There can be little doubt that South African companies are having a tough time. The local and global economy is growing at a snail’s pace and the business confidence index fell to a seven-year low in the second quarter of 2016. Obviously more companies are going into liquidation – correct? Not so!
According to Stats SA the number of companies being liquidated has been in steady decline since it peaked in 2009. In that year just over 4100 businesses were liquidated, and this number has steadily decreased to just under 2000 in 2015. In the first six months of 2016 only 930 liquidations were recorded and at the current pace the number could reflect less than 2015 at year end. So where does the anomaly lie? Why are we seeing tougher market conditions but less liquidations? Enter Business Rescue.
The number of SA entities that have applied for Business Rescue from 1 May 2011 to 30 March 2016 number approximately 2150, and the consensus of opinion is that less companies are applying for liquidation directly, rather opting for the Business Rescue path. The legislation was designed to provide distressed businesses with a far quicker intervention than the judicial management process (which it replaced) but there is now evidence to suggest companies are staying in Business Rescue far longer than originally anticipated in the drafting of the Act.
According to an article which recently appeared on Moneyweb, a study was prepared for CIPC by University of Pretoria professor Marius Pretorius, whom put the success rate of business rescue proceedings at 9.4%. If therefore the rate of business rescue success is that low and the liquidation rate is falling, the conclusion one must draw is that companies are spending significantly longer periods under Business Rescue.
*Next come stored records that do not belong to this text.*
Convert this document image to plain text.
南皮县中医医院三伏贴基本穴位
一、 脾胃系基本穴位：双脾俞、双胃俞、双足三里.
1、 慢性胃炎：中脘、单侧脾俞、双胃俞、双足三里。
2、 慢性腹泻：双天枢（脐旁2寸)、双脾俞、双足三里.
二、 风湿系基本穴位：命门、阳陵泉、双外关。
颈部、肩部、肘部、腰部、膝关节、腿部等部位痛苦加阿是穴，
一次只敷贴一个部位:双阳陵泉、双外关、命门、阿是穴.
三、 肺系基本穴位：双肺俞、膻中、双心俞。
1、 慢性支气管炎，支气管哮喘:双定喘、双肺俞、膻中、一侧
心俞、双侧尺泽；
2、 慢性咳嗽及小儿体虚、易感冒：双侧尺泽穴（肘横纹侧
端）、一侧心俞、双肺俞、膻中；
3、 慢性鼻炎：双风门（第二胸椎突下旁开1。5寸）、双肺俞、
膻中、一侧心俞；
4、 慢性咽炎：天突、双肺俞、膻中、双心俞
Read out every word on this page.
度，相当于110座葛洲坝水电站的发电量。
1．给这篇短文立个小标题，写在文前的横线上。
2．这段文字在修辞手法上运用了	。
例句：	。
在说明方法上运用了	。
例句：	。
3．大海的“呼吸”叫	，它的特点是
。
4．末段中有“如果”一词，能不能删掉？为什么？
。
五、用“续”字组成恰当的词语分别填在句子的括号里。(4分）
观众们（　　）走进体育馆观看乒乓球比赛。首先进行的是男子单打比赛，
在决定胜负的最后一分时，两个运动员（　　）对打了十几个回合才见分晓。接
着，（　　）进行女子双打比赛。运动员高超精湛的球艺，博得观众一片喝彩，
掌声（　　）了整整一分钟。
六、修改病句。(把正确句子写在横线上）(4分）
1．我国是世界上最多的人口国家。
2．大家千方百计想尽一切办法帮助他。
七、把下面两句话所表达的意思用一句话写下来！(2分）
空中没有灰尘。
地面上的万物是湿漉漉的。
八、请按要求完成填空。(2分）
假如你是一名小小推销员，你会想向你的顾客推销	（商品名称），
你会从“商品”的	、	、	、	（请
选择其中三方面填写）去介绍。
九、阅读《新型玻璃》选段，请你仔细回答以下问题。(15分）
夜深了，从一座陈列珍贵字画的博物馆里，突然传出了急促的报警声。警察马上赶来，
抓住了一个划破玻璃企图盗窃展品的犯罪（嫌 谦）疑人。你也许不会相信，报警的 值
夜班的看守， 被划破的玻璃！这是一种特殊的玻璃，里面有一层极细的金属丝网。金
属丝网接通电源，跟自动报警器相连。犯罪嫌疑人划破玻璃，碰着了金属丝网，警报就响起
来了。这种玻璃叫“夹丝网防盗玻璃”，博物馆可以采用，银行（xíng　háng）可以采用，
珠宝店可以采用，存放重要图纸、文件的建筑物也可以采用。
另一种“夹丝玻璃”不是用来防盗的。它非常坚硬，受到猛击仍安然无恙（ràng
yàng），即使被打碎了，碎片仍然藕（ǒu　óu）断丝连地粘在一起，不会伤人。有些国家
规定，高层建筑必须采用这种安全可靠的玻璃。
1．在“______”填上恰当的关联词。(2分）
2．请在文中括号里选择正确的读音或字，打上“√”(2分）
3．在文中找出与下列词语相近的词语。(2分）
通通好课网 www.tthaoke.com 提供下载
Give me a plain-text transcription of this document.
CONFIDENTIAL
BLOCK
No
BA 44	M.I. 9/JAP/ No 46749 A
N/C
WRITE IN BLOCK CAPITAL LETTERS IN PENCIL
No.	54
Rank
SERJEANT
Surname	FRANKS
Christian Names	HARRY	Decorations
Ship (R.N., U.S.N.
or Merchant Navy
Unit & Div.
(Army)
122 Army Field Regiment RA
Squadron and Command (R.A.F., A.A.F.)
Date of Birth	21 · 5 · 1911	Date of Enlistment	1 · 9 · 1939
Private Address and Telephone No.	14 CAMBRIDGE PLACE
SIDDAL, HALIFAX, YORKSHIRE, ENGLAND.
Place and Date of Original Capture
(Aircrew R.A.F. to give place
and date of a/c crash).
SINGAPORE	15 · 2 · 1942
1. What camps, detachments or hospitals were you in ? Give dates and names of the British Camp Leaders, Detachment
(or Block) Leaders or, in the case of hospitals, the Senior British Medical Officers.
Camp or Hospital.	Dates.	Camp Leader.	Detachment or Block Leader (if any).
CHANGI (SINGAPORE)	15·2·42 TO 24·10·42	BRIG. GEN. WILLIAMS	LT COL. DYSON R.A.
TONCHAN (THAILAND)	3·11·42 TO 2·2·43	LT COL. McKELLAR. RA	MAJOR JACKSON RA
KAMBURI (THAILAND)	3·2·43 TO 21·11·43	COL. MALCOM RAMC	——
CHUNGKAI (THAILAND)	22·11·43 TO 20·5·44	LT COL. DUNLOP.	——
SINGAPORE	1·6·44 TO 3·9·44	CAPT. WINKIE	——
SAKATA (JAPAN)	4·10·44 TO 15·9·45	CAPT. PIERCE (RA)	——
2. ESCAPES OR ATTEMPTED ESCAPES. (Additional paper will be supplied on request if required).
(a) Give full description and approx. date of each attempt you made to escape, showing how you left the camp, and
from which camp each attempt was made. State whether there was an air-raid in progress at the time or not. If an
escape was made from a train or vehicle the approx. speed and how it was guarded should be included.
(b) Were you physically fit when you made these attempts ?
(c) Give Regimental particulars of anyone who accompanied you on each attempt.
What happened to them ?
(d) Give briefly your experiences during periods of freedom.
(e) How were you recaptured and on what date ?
There is however little doubt that the legislation works. While 9.4% of distressed companies may not sound a lot, the typical businesses that do get saved are usually larger, owing to the fact that post commencement business rescue financing is more likely to be provided to larger businesses compared to small operators. Assuming 9.4% of the largest business rescue businesses are being saved, then this could translate into significant jobs saved and creditors appeased. The other success of the business rescue legislation is that especially concurrent creditors (creditors without security) now play a far more active role in the rescue process, compared to their input when companies liquidate. The main reason for this is that concurrent creditors hardly ever see much in the way of pay-outs from liquidations, but in Business Rescue there is a real chance of seeing some of the proceeds when a settlement deal is struck.
Business Rescue does of course have its flaws, and the flaws are not necessarily attributable to the legislation itself. In this country (as in many others) entrepreneurs or company boards simply wait too long before raising the flag. Many businesses that apply for rescue go into liquidation quite soon after the proceedings have started, owing to the fact that there is simply nothing left to save. The second problem is that South Africa does not yet have much appetite for post business rescue commencement finance. When capital is expensive and borrowing limited no financier would want to back a delinquent business – especially one which is being headed up by the same management team that brought the company to its knees. Unless the business has potential for being sold, or creditors can strike a deal in which liabilities are significantly reduced, there may not be much left to save.